Bulk and Batch imports with Spring Boot and the CrudRepository

27.12.2017

Bulk and Batch imports with Spring Boot and the CrudRepository

This article describes how to handle the ids to allow a bulk or batch inserts by using the Persistable-Interface or your own id-Generator. There are two possibilities to import Entities in a bulk without using the EntityManager directly (as opposed to the article Bulk and Batch imports with Spring Boot using the EntityManager ), but with the CrudRepository. One approach uses the Persistable interface, which is implemented by a Item class. In the second approach a generator is specified in the Item class that creates the ids.

In both approaches the same Repository is used:

package org.hameister.bulk.generator;

import org.springframework.data.repository.CrudRepository;
import org.springframework.stereotype.Repository;

/**
 * Created by hameister on 27.12.17.
 */
@Repository
public interface ItemBulkImporterRepository extends CrudRepository<Item, String> {
}

If you want to do a bulk import, you have to be aware that multiple SQL inserts have to be combined into one SQL statement. For this to be possible, the ids of the Item must have an id where it is clear that it is new. You have to make sure that in the class SimpleJpaRepository a persist and not a merge is called.
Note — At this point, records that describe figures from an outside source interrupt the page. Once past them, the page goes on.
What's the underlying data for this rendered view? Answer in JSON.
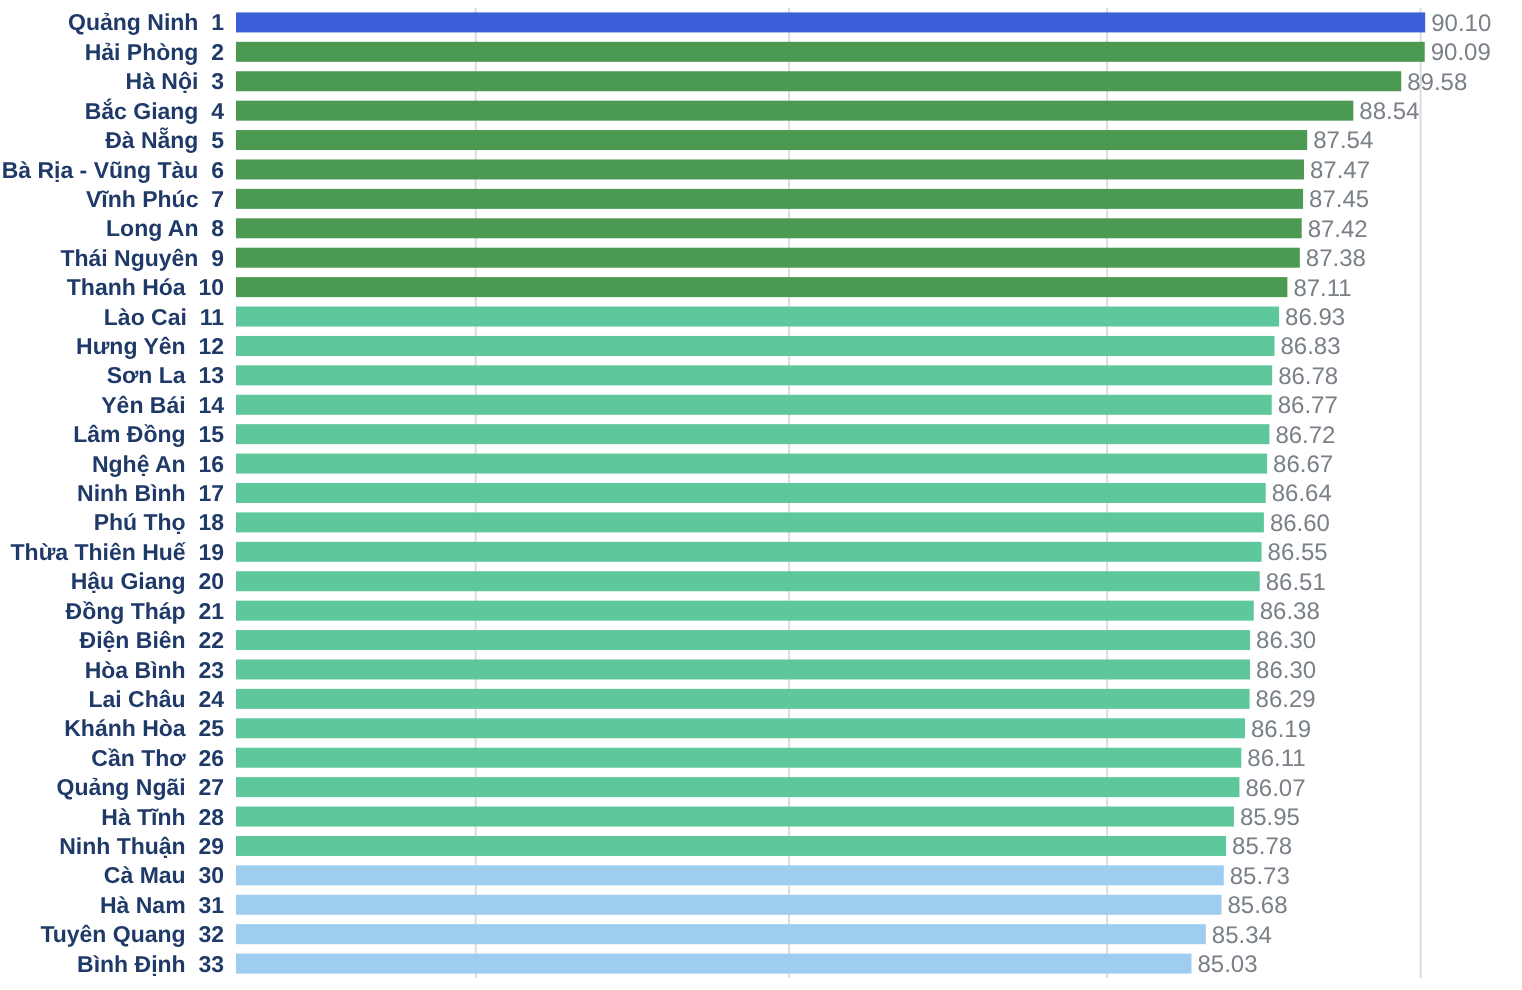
{
  "chart_data": {
    "type": "bar",
    "orientation": "horizontal",
    "categories": [
      "Quảng Ninh  1",
      "Hải Phòng  2",
      "Hà Nội  3",
      "Bắc Giang  4",
      "Đà Nẵng  5",
      "Bà Rịa - Vũng Tàu  6",
      "Vĩnh Phúc  7",
      "Long An  8",
      "Thái Nguyên  9",
      "Thanh Hóa  10",
      "Lào Cai  11",
      "Hưng Yên  12",
      "Sơn La  13",
      "Yên Bái  14",
      "Lâm Đồng  15",
      "Nghệ An  16",
      "Ninh Bình  17",
      "Phú Thọ  18",
      "Thừa Thiên Huế  19",
      "Hậu Giang  20",
      "Đồng Tháp  21",
      "Điện Biên  22",
      "Hòa Bình  23",
      "Lai Châu  24",
      "Khánh Hòa  25",
      "Cần Thơ  26",
      "Quảng Ngãi  27",
      "Hà Tĩnh  28",
      "Ninh Thuận  29",
      "Cà Mau  30",
      "Hà Nam  31",
      "Tuyên Quang  32",
      "Bình Định  33"
    ],
    "values": [
      90.1,
      90.09,
      89.58,
      88.54,
      87.54,
      87.47,
      87.45,
      87.42,
      87.38,
      87.11,
      86.93,
      86.83,
      86.78,
      86.77,
      86.72,
      86.67,
      86.64,
      86.6,
      86.55,
      86.51,
      86.38,
      86.3,
      86.3,
      86.29,
      86.19,
      86.11,
      86.07,
      85.95,
      85.78,
      85.73,
      85.68,
      85.34,
      85.03
    ],
    "value_labels": [
      "90.10",
      "90.09",
      "89.58",
      "88.54",
      "87.54",
      "87.47",
      "87.45",
      "87.42",
      "87.38",
      "87.11",
      "86.93",
      "86.83",
      "86.78",
      "86.77",
      "86.72",
      "86.67",
      "86.64",
      "86.60",
      "86.55",
      "86.51",
      "86.38",
      "86.30",
      "86.30",
      "86.29",
      "86.19",
      "86.11",
      "86.07",
      "85.95",
      "85.78",
      "85.73",
      "85.68",
      "85.34",
      "85.03"
    ],
    "colors": [
      "#3a5fd8",
      "#4c9a52",
      "#4c9a52",
      "#4c9a52",
      "#4c9a52",
      "#4c9a52",
      "#4c9a52",
      "#4c9a52",
      "#4c9a52",
      "#4c9a52",
      "#5fc79c",
      "#5fc79c",
      "#5fc79c",
      "#5fc79c",
      "#5fc79c",
      "#5fc79c",
      "#5fc79c",
      "#5fc79c",
      "#5fc79c",
      "#5fc79c",
      "#5fc79c",
      "#5fc79c",
      "#5fc79c",
      "#5fc79c",
      "#5fc79c",
      "#5fc79c",
      "#5fc79c",
      "#5fc79c",
      "#5fc79c",
      "#9fcdf0",
      "#9fcdf0",
      "#9fcdf0",
      "#9fcdf0"
    ],
    "xlim": [
      64.3,
      92.2
    ],
    "xticks": [
      {
        "value": 69.5,
        "label": null
      },
      {
        "value": 76.3,
        "label": null
      },
      {
        "value": 83.2,
        "label": null
      },
      {
        "value": 90.0,
        "label": null
      }
    ],
    "grid": "x",
    "tick_labels": "y"
  }
}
Code snippet from the SimpleJpaRepository:

	@Transactional
	public <S extends T> S save(S entity) {

		if (entityInformation.isNew(entity)) {
			em.persist(entity);
			return entity;
		} else {
			return em.merge(entity);
		}
	}

If the approach via Persistable is used, the Item class implements this interface:

package org.hameister.bulk.persistable;

import org.springframework.data.domain.Persistable;

import javax.persistence.*;

/**
 * Created by hameister on 27.12.17.
 */
@Entity
@Table(name = "Item")
public class Item implements Persistable<String> {

    @Id
    String id;

    @Column(name = "description")
    private String description;

    @Column(name = "location")
    private String location;

    private @Transient boolean isNew = true;

    public Item() {
    }

    @PostPersist
    @PostLoad
    void markNotNew() {
        this.isNew = false;
    }

    @Override
    public boolean isNew() {
        return isNew;
    }

// Getter,  Setter, equals...

}

It uses a transient variable isNew, which is used by the EntityInformation model to determine if the entity is new. Thank you Oliver Gierke for the tip:

The other approach is to define a generator in the Item class that causes the id to be set:

package org.hameister.bulk.generator;

import org.hibernate.annotations.GenericGenerator;

import javax.persistence.*;

/**
 * Created by hameister on 27.12.17.
 */
@Entity
@Table(name = "Item")
public class Item  {

    @Id
    @GeneratedValue(generator = "uuid2")
    @GenericGenerator(name = "uuid2", strategy = "uuid2")
    String id;

    @Column(name = "description")
    private String description;

    @Column(name = "location")
    private String location;

    public Item() {
    }

// getter, setter, equals

}

Both approaches ensure that a persist() and not a merge() is called and a bulk import is possible. Many thanks to Michael Simons for the valuable hints and the quick help!

The complete source code for both approaches can be found at GitHub under SpringBootBulkImportPersistable and SpringBootBulkImportGenerator.